This seems to assume a 1:2 relationship between number of threads and
number of CPUs, which is incorrect.


You are right. This can't cover all CPUs. Will find a proper way.

+
+ if (priv->show_core &&
+ atomic_inc_return(&priv->core_group_created) == 1) {
+ for (i = 0; i < priv->core_nums; i++) {
+ rc = create_core_temp_group(priv, i);

This is messy. Sensor groups should be created before or during
hwmon registration, not at some arbitrary later time.

I don't know the logic behind this, but if it is supposed to track CPUs
coming online and going offline it is the wrong approach.

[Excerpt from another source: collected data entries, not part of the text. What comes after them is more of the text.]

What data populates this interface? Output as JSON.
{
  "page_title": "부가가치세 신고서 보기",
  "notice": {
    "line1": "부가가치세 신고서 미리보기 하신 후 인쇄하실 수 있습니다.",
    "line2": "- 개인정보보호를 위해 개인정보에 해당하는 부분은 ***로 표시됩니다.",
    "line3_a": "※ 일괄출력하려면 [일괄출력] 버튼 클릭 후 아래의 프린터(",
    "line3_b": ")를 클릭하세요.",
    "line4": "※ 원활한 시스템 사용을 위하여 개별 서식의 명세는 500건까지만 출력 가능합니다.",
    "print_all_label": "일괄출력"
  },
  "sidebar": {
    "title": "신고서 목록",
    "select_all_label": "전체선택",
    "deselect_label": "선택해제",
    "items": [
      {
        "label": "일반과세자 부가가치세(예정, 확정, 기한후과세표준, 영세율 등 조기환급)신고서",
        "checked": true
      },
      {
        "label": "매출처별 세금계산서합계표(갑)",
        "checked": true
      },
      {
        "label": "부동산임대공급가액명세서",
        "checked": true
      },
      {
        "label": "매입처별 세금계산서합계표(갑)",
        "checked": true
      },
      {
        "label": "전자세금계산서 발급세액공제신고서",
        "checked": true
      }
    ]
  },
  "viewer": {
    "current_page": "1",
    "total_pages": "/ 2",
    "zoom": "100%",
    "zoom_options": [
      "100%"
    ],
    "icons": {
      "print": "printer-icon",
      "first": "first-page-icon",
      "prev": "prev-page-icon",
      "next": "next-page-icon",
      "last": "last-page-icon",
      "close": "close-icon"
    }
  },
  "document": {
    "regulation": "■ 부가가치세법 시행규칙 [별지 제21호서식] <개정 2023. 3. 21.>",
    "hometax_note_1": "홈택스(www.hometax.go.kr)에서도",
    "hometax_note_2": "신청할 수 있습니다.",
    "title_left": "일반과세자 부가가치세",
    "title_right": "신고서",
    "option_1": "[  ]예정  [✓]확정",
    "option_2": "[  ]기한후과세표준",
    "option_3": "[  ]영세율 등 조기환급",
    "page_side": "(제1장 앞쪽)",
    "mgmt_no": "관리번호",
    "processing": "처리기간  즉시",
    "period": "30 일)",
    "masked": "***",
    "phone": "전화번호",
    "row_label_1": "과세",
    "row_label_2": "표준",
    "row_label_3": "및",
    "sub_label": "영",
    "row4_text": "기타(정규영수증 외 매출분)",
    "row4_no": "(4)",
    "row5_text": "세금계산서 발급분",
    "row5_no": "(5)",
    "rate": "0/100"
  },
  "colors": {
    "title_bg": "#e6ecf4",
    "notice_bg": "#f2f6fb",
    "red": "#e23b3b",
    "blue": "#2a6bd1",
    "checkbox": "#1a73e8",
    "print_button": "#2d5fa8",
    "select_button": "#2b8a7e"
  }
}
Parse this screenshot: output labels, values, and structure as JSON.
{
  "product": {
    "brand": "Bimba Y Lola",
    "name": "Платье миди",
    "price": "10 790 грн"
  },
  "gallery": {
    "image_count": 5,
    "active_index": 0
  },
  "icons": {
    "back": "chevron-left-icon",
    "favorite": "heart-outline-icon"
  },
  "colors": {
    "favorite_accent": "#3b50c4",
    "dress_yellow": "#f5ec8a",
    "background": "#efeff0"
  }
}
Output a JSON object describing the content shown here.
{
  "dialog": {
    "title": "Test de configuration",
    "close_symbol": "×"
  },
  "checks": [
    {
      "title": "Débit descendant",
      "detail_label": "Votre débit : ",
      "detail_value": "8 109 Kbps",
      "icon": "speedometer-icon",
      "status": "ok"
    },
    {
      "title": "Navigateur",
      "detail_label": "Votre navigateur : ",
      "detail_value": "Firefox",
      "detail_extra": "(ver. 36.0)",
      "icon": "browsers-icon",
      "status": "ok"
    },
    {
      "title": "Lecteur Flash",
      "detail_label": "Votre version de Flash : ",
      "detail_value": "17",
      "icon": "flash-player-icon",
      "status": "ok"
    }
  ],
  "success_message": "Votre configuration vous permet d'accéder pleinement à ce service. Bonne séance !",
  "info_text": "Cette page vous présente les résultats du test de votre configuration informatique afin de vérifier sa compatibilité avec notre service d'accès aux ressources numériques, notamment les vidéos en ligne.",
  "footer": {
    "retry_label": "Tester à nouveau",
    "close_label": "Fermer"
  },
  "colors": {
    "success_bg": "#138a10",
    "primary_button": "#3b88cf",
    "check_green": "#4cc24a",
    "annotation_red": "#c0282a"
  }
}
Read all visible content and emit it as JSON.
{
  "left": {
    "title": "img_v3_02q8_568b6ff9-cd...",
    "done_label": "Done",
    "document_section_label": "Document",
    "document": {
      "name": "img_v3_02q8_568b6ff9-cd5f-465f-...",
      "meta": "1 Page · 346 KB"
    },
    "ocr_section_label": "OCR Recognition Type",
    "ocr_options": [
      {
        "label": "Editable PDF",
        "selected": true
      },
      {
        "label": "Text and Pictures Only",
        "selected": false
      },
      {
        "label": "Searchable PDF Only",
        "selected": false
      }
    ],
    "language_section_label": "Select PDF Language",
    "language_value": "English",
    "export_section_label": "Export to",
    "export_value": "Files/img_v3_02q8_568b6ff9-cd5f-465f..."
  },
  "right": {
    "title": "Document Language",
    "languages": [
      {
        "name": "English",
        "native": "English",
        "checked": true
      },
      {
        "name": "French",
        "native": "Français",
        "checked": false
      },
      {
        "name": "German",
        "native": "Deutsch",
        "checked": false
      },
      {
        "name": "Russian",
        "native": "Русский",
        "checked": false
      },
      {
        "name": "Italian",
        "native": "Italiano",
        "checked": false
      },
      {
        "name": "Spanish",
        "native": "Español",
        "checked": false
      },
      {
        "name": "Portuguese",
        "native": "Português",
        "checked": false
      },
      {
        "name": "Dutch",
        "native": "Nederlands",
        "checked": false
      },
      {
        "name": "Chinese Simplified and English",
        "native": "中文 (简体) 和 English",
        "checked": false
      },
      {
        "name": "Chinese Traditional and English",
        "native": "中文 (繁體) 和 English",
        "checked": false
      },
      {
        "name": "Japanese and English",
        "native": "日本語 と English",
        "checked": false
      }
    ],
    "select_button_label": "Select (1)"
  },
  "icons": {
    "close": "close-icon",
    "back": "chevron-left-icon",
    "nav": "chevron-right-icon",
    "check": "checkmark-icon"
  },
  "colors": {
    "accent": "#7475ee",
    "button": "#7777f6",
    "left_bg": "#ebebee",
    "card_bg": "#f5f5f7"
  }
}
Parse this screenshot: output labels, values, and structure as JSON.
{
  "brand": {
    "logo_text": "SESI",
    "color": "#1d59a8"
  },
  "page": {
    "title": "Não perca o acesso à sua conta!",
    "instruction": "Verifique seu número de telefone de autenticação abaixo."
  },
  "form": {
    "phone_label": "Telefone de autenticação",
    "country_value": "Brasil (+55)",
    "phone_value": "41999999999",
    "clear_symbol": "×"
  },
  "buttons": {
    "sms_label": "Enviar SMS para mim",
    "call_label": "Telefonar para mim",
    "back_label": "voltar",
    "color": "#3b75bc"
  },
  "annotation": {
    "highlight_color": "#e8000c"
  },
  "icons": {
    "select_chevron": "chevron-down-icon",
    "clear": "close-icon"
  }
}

Agreed. This driver wouldn't make communication with CPUs at all if CPUs are powered down so we don't need to leave this driver as inserted. As you commented below, if a agent does insert/remove this driver module while tracking CPU power state, this delayed creation logic wouldn't be needed. I will rewrite it.

+ if (rc != 0) {
+ dev_err(priv->dev,
+ "Failed to create core temp group\n");
+ for (--i; i >= 0; i--) {
+ sysfs_remove_group(
+ &priv->hwmon_dev->kobj,
+ &priv->core.attr_group[i]);
+ }
+ atomic_set(&priv->core_group_created,
+ 0);
+ return rc;
+ }
+ }
+ }
+
+ priv->cpuinfo.valid = true;
+ }
+
+ return 0;
+}
+
+static int get_tjmax(struct peci_hwmon *priv)
+{
+ struct peci_rd_pkg_cfg_msg msg;
+ int rc;
+
+ rc = get_cpuinfo(priv);
+ if (rc < 0)
+ return rc;
+
+ if (!priv->temp.tjmax.valid) {
+ msg.target = PECI_BASE_ADDR + priv->cpu_id;
+ msg.index = MBX_INDEX_TEMP_TARGET;
+ msg.param = 0;
+ msg.rx_len = 4;
+
+ rc = xfer_peci_msg(PECI_IOC_RD_PKG_CFG, (void *)&msg);
+ if (rc < 0)
+ return rc;
+
+ priv->temp.tjmax.value = (s32)msg.pkg_config[2] * 1000;
+ priv->temp.tjmax.valid = true;
+ }
+
+ return 0;
+}
+
+static int get_tcontrol(struct peci_hwmon *priv)
+{
+ struct peci_rd_pkg_cfg_msg msg;
+ s32 tcontrol_margin;
+ int rc;
+
+ if (priv->temp.tcontrol.valid &&
+ time_before(jiffies, priv->temp.tcontrol.last_updated +
+ UPDATE_INTERVAL_MIN))
+ return 0;
+

Is the delay necessary ? Otherwise I would suggest to drop it.
It adds a lot of complexity to the driver. Also, if the user polls
values more often, that is presumably on purpose.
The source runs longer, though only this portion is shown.